Ring Rescue now has over 1,900 units in circulation and 45,000 single-use cutting discs sold since 2022. About 80% of their clients are major U.S. hospitals, and adoption continues to grow.
“These small innovations don’t demand a billion-dollar budget,” Spencer said. “It demands empathy for your own pain points—and persistence.”
Tackling Needle Pain: Thimble’s Micro-Innovation
Headshot of Dr. Manju Dawkins
Dr. Manju Dawkins
That same empathy drives Dr. Manju Chacko Dawkins, dermatologist and founder of Thimble, a company reimagining needle care. Her idea was sparked when she took her young daughter for her first vaccinations.
“I’d performed hundreds of injections,” Dawkins said, “but watching my child’s anxiety changed how I thought about needle pain. It wasn’t just a momentary issue—it was a barrier to care.”
Research backs her up: more than 63% of people globally experience some form of needle fear, and many avoid essential healthcare as a result. Patients make skip standard clinical care, like lab draws or medication delivery, out of fear of needles.

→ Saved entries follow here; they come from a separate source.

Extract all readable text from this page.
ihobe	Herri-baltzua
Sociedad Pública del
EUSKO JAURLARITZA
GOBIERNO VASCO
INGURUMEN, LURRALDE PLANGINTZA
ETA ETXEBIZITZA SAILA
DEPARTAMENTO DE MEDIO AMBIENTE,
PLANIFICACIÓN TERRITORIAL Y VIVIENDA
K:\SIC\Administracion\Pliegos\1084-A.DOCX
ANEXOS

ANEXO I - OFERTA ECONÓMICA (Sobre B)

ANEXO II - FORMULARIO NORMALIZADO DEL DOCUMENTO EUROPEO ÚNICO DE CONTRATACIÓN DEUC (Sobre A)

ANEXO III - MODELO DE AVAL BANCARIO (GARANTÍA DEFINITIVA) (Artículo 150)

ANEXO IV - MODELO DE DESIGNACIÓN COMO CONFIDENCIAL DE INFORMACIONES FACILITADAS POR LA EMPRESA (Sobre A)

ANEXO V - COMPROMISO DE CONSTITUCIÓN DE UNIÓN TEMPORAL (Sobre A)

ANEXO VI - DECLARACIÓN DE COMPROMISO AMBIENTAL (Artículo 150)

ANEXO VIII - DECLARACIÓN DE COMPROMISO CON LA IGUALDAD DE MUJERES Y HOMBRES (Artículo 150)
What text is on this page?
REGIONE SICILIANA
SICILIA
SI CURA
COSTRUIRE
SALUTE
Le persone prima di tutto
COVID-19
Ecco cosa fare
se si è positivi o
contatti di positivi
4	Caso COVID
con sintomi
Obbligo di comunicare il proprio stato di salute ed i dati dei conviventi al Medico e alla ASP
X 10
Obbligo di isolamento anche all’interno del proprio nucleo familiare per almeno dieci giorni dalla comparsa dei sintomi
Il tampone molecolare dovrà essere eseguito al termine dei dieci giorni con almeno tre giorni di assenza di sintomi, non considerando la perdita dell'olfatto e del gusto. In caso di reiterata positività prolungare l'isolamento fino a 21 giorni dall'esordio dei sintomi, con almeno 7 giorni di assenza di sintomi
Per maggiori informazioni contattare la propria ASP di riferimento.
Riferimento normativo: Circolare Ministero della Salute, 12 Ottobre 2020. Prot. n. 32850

Thimble’s innovation is straightforward yet powerful. The company created a two-part, over-the-counter platform: Prepare, a topical 4% lidocaine gel that numbs the skin before injections, and Recover, a turmeric- and arnica-infused patch that soothes soreness and swelling afterward.

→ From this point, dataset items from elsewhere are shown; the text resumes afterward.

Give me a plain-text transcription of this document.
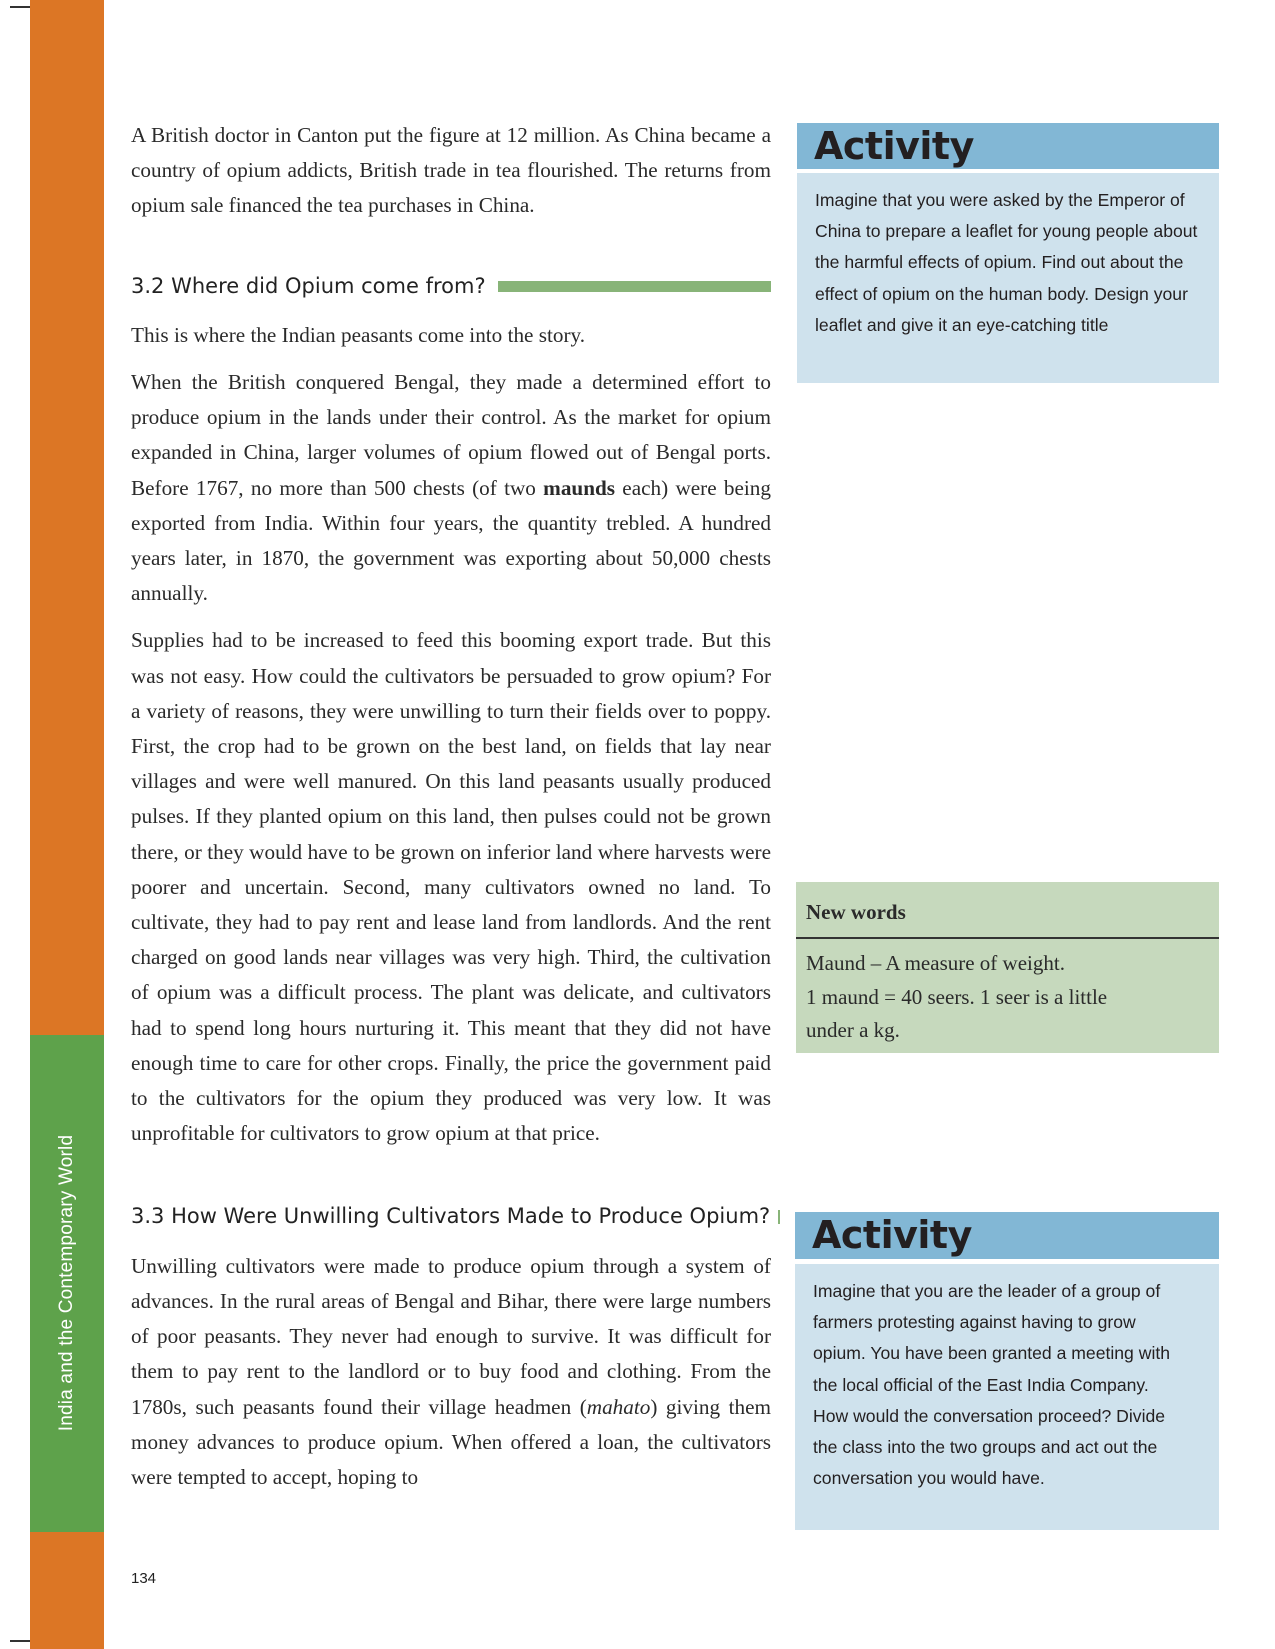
India and the Contemporary World

A British doctor in Canton put the figure at 12 million. As China became a country of opium addicts, British trade in tea flourished. The returns from opium sale financed the tea purchases in China.

3.2 Where did Opium come from?

This is where the Indian peasants come into the story.

When the British conquered Bengal, they made a determined effort to produce opium in the lands under their control. As the market for opium expanded in China, larger volumes of opium flowed out of Bengal ports. Before 1767, no more than 500 chests (of two maunds each) were being exported from India. Within four years, the quantity trebled. A hundred years later, in 1870, the government was exporting about 50,000 chests annually.

Supplies had to be increased to feed this booming export trade. But this was not easy. How could the cultivators be persuaded to grow opium? For a variety of reasons, they were unwilling to turn their fields over to poppy. First, the crop had to be grown on the best land, on fields that lay near villages and were well manured. On this land peasants usually produced pulses. If they planted opium on this land, then pulses could not be grown there, or they would have to be grown on inferior land where harvests were poorer and uncertain. Second, many cultivators owned no land. To cultivate, they had to pay rent and lease land from landlords. And the rent charged on good lands near villages was very high. Third, the cultivation of opium was a difficult process. The plant was delicate, and cultivators had to spend long hours nurturing it. This meant that they did not have enough time to care for other crops. Finally, the price the government paid to the cultivators for the opium they produced was very low. It was unprofitable for cultivators to grow opium at that price.

3.3 How Were Unwilling Cultivators Made to Produce Opium?

Unwilling cultivators were made to produce opium through a system of advances. In the rural areas of Bengal and Bihar, there were large numbers of poor peasants. They never had enough to survive. It was difficult for them to pay rent to the landlord or to buy food and clothing. From the 1780s, such peasants found their village headmen (mahato) giving them money advances to produce opium. When offered a loan, the cultivators were tempted to accept, hoping to

134
Activity
Imagine that you were asked by the Emperor of China to prepare a leaflet for young people about the harmful effects of opium. Find out about the effect of opium on the human body. Design your leaflet and give it an eye-catching title
New words
Maund – A measure of weight.
1 maund = 40 seers. 1 seer is a little under a kg.
Activity
Imagine that you are the leader of a group of farmers protesting against having to grow opium. You have been granted a meeting with the local official of the East India Company. How would the conversation proceed? Divide the class into the two groups and act out the conversation you would have.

Photo display of products Prepare and Recover applied to skin before and after injection
Thimble Health
Both are safe for all ages and designed to replace the traditional adhesive bandage after blood draws or vaccinations.
By simplifying needle pain management, Thimble bridges a gap between clinical empathy and consumer usability. Its model aligns with a key truth of micro-innovation: effective medical ideas don’t always require a prescription.
A Broader Movement of Small-Scale Disruption
Ring Rescue and Thimble are part of a larger trend of physician-led startups addressing specific yet widespread problems. NasaClip, founded by Dr. Elizabeth Clayborne, is a device designed by an emergency medicine physician treats nosebleeds. Incredible Health, founded by Dr. Iman Abuzeid helps streamline the hiring process for healthcare workers. AliveCor, founded by Dr. David E. Albert, is a portable 12-lead EKG device .
In an era obsessed with scale and market share, micro-innovation offers a different kind of opportunity for clinicians — one rooted in usability, empathy, and the quiet reminder for clinicians to fix the nagging problem in front of you.
All of these ventures suggest that healthcare’s deepest challenges – burnout, cost, inefficiency – won’t be solved with a single clunky breakthrough. They’ll be solved by thousands of small, elegant ones.
Lessons for Aspiring Healthcare Innovators
My conversation with Spencer and Dawkins highlighted three lessons for clinicians hoping to push a healthcare product to market:
Validate the pain point before the product. Talk to peers, gather data, and quantify the burden.Know your regulatory path. FDA classification determines your time, cost, and path forward building the business.Design for adoption, not just innovation. The person who tells you they love it, isn’t always the person writing the check or approving the quality and safety.